Carnival Corporation applauded for its commitment to trial fuel cells, battery power on AIDA ships
August 26, 2019
International coalition has been calling for cruise industry to transition away from powering its ships with heavy fuel oil to zero-emission technology like hydrogen fuel cells, batteries
SAN FRANCISCO, CA — Carnival Corporation today announced it will test the use of battery power systems on its AIDA brand ships in a groundbreaking move that is being applauded by international environmental organization Stand.earth. For the past several years, Stand.earth and the Clean Up Carnival coalition have been calling for Carnival Corp. to transition away from powering its cruise ships with heavy fuel oil and move to zero-emission technologies, including hydrogen fuel cells and battery power from renewable sources.
The news comes on the heels of an announcement by AIDA earlier in July that the Carnival subsidiary would trial hydrogen fuel cells on its ships beginning in 2021. Installing hydrogen fuel cells from renewable sources — not LNG — would allow AIDA’s ships to generate emissions-free electric energy while underway.

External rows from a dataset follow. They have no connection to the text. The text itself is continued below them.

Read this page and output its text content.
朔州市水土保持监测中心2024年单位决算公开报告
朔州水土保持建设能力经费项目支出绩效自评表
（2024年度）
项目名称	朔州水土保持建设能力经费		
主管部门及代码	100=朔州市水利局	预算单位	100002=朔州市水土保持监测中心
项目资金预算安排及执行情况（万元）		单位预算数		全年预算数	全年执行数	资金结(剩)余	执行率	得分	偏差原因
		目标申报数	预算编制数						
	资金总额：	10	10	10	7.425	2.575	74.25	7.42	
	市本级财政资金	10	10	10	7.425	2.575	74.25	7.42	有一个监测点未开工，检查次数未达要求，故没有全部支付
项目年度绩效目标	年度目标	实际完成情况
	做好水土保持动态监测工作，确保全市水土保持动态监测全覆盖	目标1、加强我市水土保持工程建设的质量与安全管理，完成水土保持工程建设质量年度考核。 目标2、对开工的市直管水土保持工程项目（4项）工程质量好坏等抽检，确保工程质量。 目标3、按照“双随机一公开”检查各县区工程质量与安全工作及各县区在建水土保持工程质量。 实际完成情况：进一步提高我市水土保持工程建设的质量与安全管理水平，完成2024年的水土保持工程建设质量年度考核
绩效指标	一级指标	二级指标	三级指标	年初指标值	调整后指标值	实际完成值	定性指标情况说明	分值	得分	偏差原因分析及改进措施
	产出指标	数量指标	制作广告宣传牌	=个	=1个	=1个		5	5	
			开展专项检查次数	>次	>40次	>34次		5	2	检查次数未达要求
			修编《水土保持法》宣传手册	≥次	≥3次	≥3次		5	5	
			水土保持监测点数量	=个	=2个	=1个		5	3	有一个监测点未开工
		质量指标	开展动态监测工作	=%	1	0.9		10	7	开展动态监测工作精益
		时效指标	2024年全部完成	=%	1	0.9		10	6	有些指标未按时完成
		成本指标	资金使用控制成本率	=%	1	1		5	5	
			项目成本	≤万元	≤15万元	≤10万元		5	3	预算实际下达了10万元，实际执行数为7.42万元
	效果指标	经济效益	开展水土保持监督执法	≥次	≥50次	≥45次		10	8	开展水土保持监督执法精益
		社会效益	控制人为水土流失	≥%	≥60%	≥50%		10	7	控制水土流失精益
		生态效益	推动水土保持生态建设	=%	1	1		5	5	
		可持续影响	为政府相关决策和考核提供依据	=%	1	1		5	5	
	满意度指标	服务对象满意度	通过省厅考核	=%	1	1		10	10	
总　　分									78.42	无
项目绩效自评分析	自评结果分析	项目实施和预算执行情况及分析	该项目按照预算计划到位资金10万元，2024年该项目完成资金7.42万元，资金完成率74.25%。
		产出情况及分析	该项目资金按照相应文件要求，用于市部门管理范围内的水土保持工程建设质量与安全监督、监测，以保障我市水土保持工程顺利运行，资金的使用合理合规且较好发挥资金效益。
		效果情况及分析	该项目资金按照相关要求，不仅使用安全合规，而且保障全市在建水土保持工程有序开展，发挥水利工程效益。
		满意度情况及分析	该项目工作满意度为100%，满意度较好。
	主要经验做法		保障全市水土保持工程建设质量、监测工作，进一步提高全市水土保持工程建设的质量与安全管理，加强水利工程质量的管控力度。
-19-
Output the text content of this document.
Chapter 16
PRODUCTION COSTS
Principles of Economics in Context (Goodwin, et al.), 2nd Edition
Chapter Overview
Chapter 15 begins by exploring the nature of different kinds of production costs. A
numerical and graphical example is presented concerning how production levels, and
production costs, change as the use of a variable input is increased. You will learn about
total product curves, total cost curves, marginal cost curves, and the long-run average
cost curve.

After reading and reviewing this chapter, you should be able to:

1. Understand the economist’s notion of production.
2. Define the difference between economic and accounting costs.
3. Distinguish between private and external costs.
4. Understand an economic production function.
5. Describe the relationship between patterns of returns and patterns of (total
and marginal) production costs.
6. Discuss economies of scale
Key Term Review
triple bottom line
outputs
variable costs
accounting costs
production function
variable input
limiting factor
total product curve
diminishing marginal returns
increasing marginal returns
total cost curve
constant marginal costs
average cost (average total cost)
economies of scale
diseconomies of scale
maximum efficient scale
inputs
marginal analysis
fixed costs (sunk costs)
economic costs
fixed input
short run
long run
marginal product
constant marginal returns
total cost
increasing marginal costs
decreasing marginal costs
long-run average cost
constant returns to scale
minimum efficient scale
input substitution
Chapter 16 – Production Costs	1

Hydrogen fuel cells and battery power from renewable sources would allow cruise ships to maintain zero-emission propulsion and meet the massive energy demands of a floating city — all without fossil fuels.
In response to today’s announcement, Kendra Ulrich, the Senior Shipping Campaigner at Stand.earth, issued the following statement:
We applaud Carnival Corporation for taking the lead in developing zero-emission cruising technology. It is extremely encouraging that the largest cruise company in the world is finally exploring technologies that do not rely on fossil fuels or utilize false solutions like LNG or open-loop scrubbers. For years, environmental groups have been calling for the cruise industry to transition to hydrogen fuel cells and battery power from renewable sources — the only viable solutions for the cruise sector to adequately address its growing climate and human health-harming pollution.
The global shipping industry is responsible for more greenhouse gas emissions than major industrial nations such as Germany and Canada, and the cruise sector — which has grown by more than 6% annually from 1990-2020 with a projected 30 million passengers cruising in 2019 — has an important role to play as a leader in technological innovation. This is a major step forward into that leadership role. As the cruise sector’s global footprint has grown, so too has the criticism of its increasing climate, marine, and human health-harming water and air pollution. Reducing the cruise industry’s pollution remains one of the biggest challenges.
Despite today’s positive announcement, Carnival Corporation still fuels nearly all of its ships with one of the dirtiest fossil fuels available — heavy fuel oil. The vast majority of Carnival Corporation brands travel from North American ports, and many communities worldwide are impacted by cruise ship pollution almost every day. These port communities have the same right to clean shipping technologies as communities in Europe, where AIDA’s trial will take place. We hope Carnival will rapidly implement its hydrogen fuel cell and battery power technologies throughout the rest of its global fleet.
Earlier this month in an interview with PBS News Hour, Tom Boardley, the secretary general in Europe for Cruise Lines International Association, said the cruise industry needs to move to “hydrogen … or some other solution” — another indication that the cruise industry may be stepping back from touting LNG ships as a climate solution and focusing on fuel cells and other truly clean technologies.
Transitioning cruise ships to LNG has been an increasingly popular “climate solution” — but relying upon LNG for ship fuel results in significant unintentional methane releases throughout the supply chain. Methane (the primary component of LNG) is a greenhouse gas approximately 86 times more potent than CO2 over a 20 year period — the timeframe when the world needs to rapidly reduce climate-warming emissions — and is 34 times more potent than CO2 over a 100-year period.